Why The Tablet Matters

As we approach Wednesday’s unveiling of the most anticipated tablet since the pair that Moses brought down from Mount Sinai, carefully read and dutifully heed: Thou shalt not underestimate its ability to transform our world. The tablet is not just an oversized iPhone or undersized laptop. It is something entirely new, fusing communication and content in a user-friendly portable device like never before. For the first time, consumers will experience the portability of a mobile phone combined with the ease of use of a personal computer. Whether this is the product that Apple introduces Wednesday or someone else rolls out five years from now, hold on tight because things are about to change.

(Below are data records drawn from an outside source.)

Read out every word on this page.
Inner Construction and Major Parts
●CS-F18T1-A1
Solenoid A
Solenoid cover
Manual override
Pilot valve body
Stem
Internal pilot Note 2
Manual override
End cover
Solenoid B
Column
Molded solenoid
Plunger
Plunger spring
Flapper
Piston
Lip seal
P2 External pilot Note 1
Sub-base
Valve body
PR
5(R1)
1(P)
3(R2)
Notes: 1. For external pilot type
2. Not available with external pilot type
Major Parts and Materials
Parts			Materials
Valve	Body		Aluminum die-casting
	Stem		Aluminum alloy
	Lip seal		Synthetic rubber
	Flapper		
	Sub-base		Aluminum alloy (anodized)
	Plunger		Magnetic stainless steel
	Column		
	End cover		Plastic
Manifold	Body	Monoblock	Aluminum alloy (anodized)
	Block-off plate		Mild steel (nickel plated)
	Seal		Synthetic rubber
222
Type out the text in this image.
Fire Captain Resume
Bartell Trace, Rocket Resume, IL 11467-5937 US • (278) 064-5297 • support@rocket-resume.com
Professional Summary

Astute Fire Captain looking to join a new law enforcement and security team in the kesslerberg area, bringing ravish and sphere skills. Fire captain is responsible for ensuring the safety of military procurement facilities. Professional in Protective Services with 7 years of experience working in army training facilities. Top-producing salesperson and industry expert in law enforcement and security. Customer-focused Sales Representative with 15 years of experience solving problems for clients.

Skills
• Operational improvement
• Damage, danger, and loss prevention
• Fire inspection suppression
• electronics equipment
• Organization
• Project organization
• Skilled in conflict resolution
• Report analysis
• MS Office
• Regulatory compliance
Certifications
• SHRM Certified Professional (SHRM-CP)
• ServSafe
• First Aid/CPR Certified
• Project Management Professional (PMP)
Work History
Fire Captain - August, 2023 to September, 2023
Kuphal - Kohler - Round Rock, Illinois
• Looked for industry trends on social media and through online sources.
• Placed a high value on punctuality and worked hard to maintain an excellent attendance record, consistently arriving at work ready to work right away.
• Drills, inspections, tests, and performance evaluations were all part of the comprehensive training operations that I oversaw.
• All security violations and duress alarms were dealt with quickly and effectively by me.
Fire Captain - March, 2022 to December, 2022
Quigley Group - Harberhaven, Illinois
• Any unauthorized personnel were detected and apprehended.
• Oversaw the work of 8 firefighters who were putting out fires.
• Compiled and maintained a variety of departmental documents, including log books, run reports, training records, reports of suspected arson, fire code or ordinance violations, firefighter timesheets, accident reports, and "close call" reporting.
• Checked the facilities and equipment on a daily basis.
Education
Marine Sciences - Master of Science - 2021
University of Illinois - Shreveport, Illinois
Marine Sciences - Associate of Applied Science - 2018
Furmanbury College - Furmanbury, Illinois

The publishing industry will drive this change, determined to undo the self-inflicted damage of the dot-com boom. Not only did they give away their riches for nothing, they did so in a form that bore little resemblance to the original product. The words were there, but stripped of the distinctive look and feel that made up their brand identity. Even today, there is little difference between the home pages of GQ, Popular Science and Newsweek, clinging to the vestigial formats that prioritized download speed over user experience to ensure smooth flow through a 9600 baud modem.

Watch closely as newspaper and magazine publishers bet their last nickels — not an exaggeration, in some cases — on this new medium. It provides the 50-somethings who run these companies a chance to captivate subscribers and advertisers by returning to their roots — producing and selling the terrific newspapers and magazines that made these brands valuable in the first place. But even better than the original, with up-to-the-minute content that can be individualized for every reader — and advertiser. Happy days are here again, along with the ubiquity, relevance and brand loyalty that has been absent from the publishing world for the past 15 years.

It doesn’t stop there. Advertising agencies will embrace new models, abandoning fractured campaigns with separate processes for print, web and television for a new integrated workflow. As if you hadn’t noticed, billboards are quickly going the way of Burma Shave signs, replaced by giant monitors powered by the same software as the tablets. Agencies will be able to streamline efforts by producing the same dynamic content for tablet newspapers and magazines as they do for outdoor advertising. And the same ads can be produced in longer form for higher-bandwidth television commercials. Until, of course, television comes to the tablet and true convergence arrives.

Soon enough, you’ll be able to sit in any restaurant and summon the menu on your tablet. The menu will emphasize your favorite foods, with discounts on whatever dishes are moving slowly that day or being underwritten by opportunistic soft drink companies. Can’t get the waiter’s attention? Why bother, as your order goes directly to the kitchen and you pay your bill right from your tablet. After dinner, you’ll return to your car and dock the tablet into the dashboard, where it serves as your voice-activated GPS, backup camera, movie player, television and phone. Again, more opportunities for advertisers — half-off hoagies at the Circle K a quarter-mile up the road! — and more ways to offset the cost of the tablet so that it quickly moves toward everyone’s favorite pricepoint: free.

The death throes of print accelerate Wednesday, but the afterlife promises to be glorious. Over time the tablet will do print better than print ever did, adding convenience and immediacy to a time-tested user experience that leverages page after page of compelling photography, typography, illustration and graphic design. The tablet will introduce newspapers to a generation that has never wandered out to the curb in their bathrobes to fish a wet newspaper out of the bushes, and it will leverage tools like Facebook and Twitter to create a virtual town square, just like the old days.

It won’t happen overnight. Few are saying what’s coming from Apple, but it will likely need several iterations — and even a few competitors — before it is foldable, self-powered, instantaneous, secure and free. But it’s coming. Fast. Powered by a publishing industry that desperately needs it to succeed, not to mention the slew of advertisers that will quickly jump on the bandwagon upon seeing the long lines in front of every Apple Store when the iTablet/iSlate/iPad/iHaveNoIdea is offered for sale.

For the good of the economy, desperately needing an infusion of enthusiasm and innovation, let us all say Amen.